Here’s what we found:

•When Lolli visited 68 classrooms this fall to see how her teachers were teaching, she observed only eight of them using the research-tested strategies the district tells them to use.

•The district has placed more teachers on corrective action plans so far this school year than it did all of last year as administrators stress teacher performance.

•Dayton has more experienced teachers than the statewide average, who are paid less than the statewide average.

•Experts say teacher training involves more than just a one-day seminar, it requires coaching and continued support for teachers to be effective.

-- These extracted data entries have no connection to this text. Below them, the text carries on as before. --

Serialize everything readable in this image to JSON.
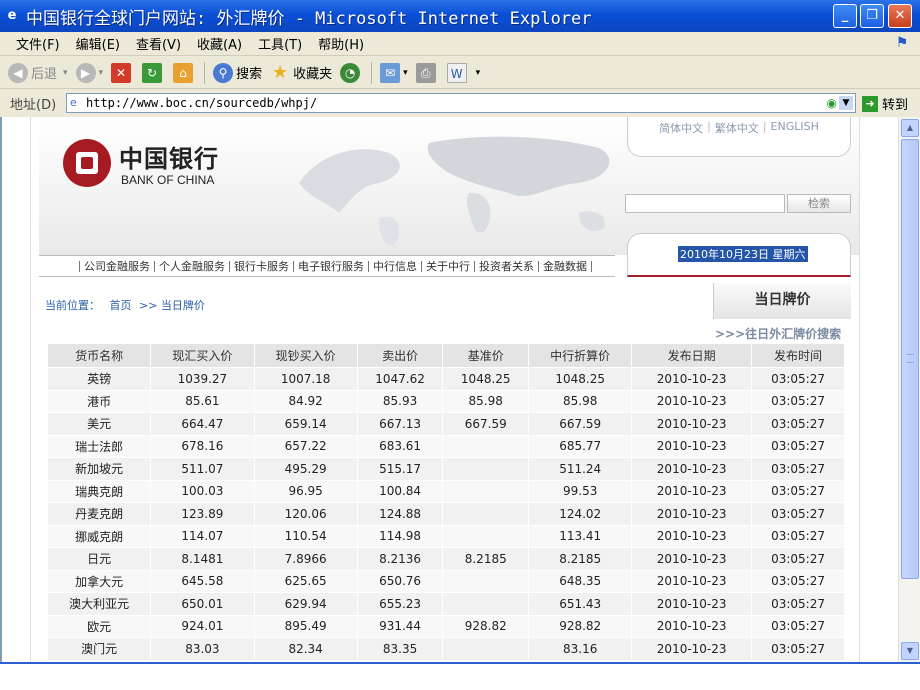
{
  "window": {
    "title": "中国银行全球门户网站: 外汇牌价 - Microsoft Internet Explorer",
    "buttons": {
      "minimize": "_",
      "maximize": "❐",
      "close": "✕"
    }
  },
  "menu": [
    "文件(F)",
    "编辑(E)",
    "查看(V)",
    "收藏(A)",
    "工具(T)",
    "帮助(H)"
  ],
  "toolbar": {
    "back": "后退",
    "search": "搜索",
    "favorites": "收藏夹"
  },
  "address": {
    "label": "地址(D)",
    "url": "http://www.boc.cn/sourcedb/whpj/",
    "go": "转到"
  },
  "site": {
    "name_cn": "中国银行",
    "name_en": "BANK OF CHINA",
    "languages": [
      "简体中文",
      "繁体中文",
      "ENGLISH"
    ],
    "search_button": "检索",
    "nav": [
      "公司金融服务",
      "个人金融服务",
      "银行卡服务",
      "电子银行服务",
      "中行信息",
      "关于中行",
      "投资者关系",
      "金融数据"
    ],
    "date": "2010年10月23日 星期六",
    "breadcrumb": {
      "label": "当前位置：",
      "home": "首页",
      "current": ">> 当日牌价"
    },
    "page_title": "当日牌价",
    "history_link": ">>>往日外汇牌价搜索"
  },
  "table": {
    "headers": [
      "货币名称",
      "现汇买入价",
      "现钞买入价",
      "卖出价",
      "基准价",
      "中行折算价",
      "发布日期",
      "发布时间"
    ],
    "rows": [
      [
        "英镑",
        "1039.27",
        "1007.18",
        "1047.62",
        "1048.25",
        "1048.25",
        "2010-10-23",
        "03:05:27"
      ],
      [
        "港币",
        "85.61",
        "84.92",
        "85.93",
        "85.98",
        "85.98",
        "2010-10-23",
        "03:05:27"
      ],
      [
        "美元",
        "664.47",
        "659.14",
        "667.13",
        "667.59",
        "667.59",
        "2010-10-23",
        "03:05:27"
      ],
      [
        "瑞士法郎",
        "678.16",
        "657.22",
        "683.61",
        "",
        "685.77",
        "2010-10-23",
        "03:05:27"
      ],
      [
        "新加坡元",
        "511.07",
        "495.29",
        "515.17",
        "",
        "511.24",
        "2010-10-23",
        "03:05:27"
      ],
      [
        "瑞典克朗",
        "100.03",
        "96.95",
        "100.84",
        "",
        "99.53",
        "2010-10-23",
        "03:05:27"
      ],
      [
        "丹麦克朗",
        "123.89",
        "120.06",
        "124.88",
        "",
        "124.02",
        "2010-10-23",
        "03:05:27"
      ],
      [
        "挪威克朗",
        "114.07",
        "110.54",
        "114.98",
        "",
        "113.41",
        "2010-10-23",
        "03:05:27"
      ],
      [
        "日元",
        "8.1481",
        "7.8966",
        "8.2136",
        "8.2185",
        "8.2185",
        "2010-10-23",
        "03:05:27"
      ],
      [
        "加拿大元",
        "645.58",
        "625.65",
        "650.76",
        "",
        "648.35",
        "2010-10-23",
        "03:05:27"
      ],
      [
        "澳大利亚元",
        "650.01",
        "629.94",
        "655.23",
        "",
        "651.43",
        "2010-10-23",
        "03:05:27"
      ],
      [
        "欧元",
        "924.01",
        "895.49",
        "931.44",
        "928.82",
        "928.82",
        "2010-10-23",
        "03:05:27"
      ],
      [
        "澳门元",
        "83.03",
        "82.34",
        "83.35",
        "",
        "83.16",
        "2010-10-23",
        "03:05:27"
      ]
    ]
  },
  "colors": {
    "titlebar": "#0a4fd6",
    "brand_red": "#a61b21",
    "date_highlight": "#2455a8"
  }
}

•Dayton already requires more teacher training than many districts. But consistency in teaching methods used from one classroom to another is vital, which is something DPS has lacked for years.

• Teachers should be the No. 1 priority of district leaders, according to an analysis of public feedback from a town hall meeting held by the Dayton Daily News.

•It’s hard to track success, as there is no uniform way of evaluating teacher quality, even though teacher quality is vitally important in a child’s life.

“Classroom teachers are a very big deal,” said Laura Hamilton, a behavioral scientist and education expert at the RAND Corporation. “Research has shown … that teachers exert a larger effect on student test score growth than other school-based factors.

“If you are just focused on what you can do in the school to improve student outcomes, focusing on teacher quality is probably your best bet.”

Path Forward podcast: Let’s hear from the kids - The Path Forward: Dayton Schools podcast

Dayton teachers aren’t bad at their jobs, Dayton teachers union President David Romick said, but for too long they’ve lacked direction and support from the administration. They’re getting that now, he said.

Dayton teachers have a lot of ground to cover. This includes Erica Denham, who teaches seventh grade math. Only a quarter of DPS seventh-graders are grade-level proficient at math, compared to 59 percent statewide.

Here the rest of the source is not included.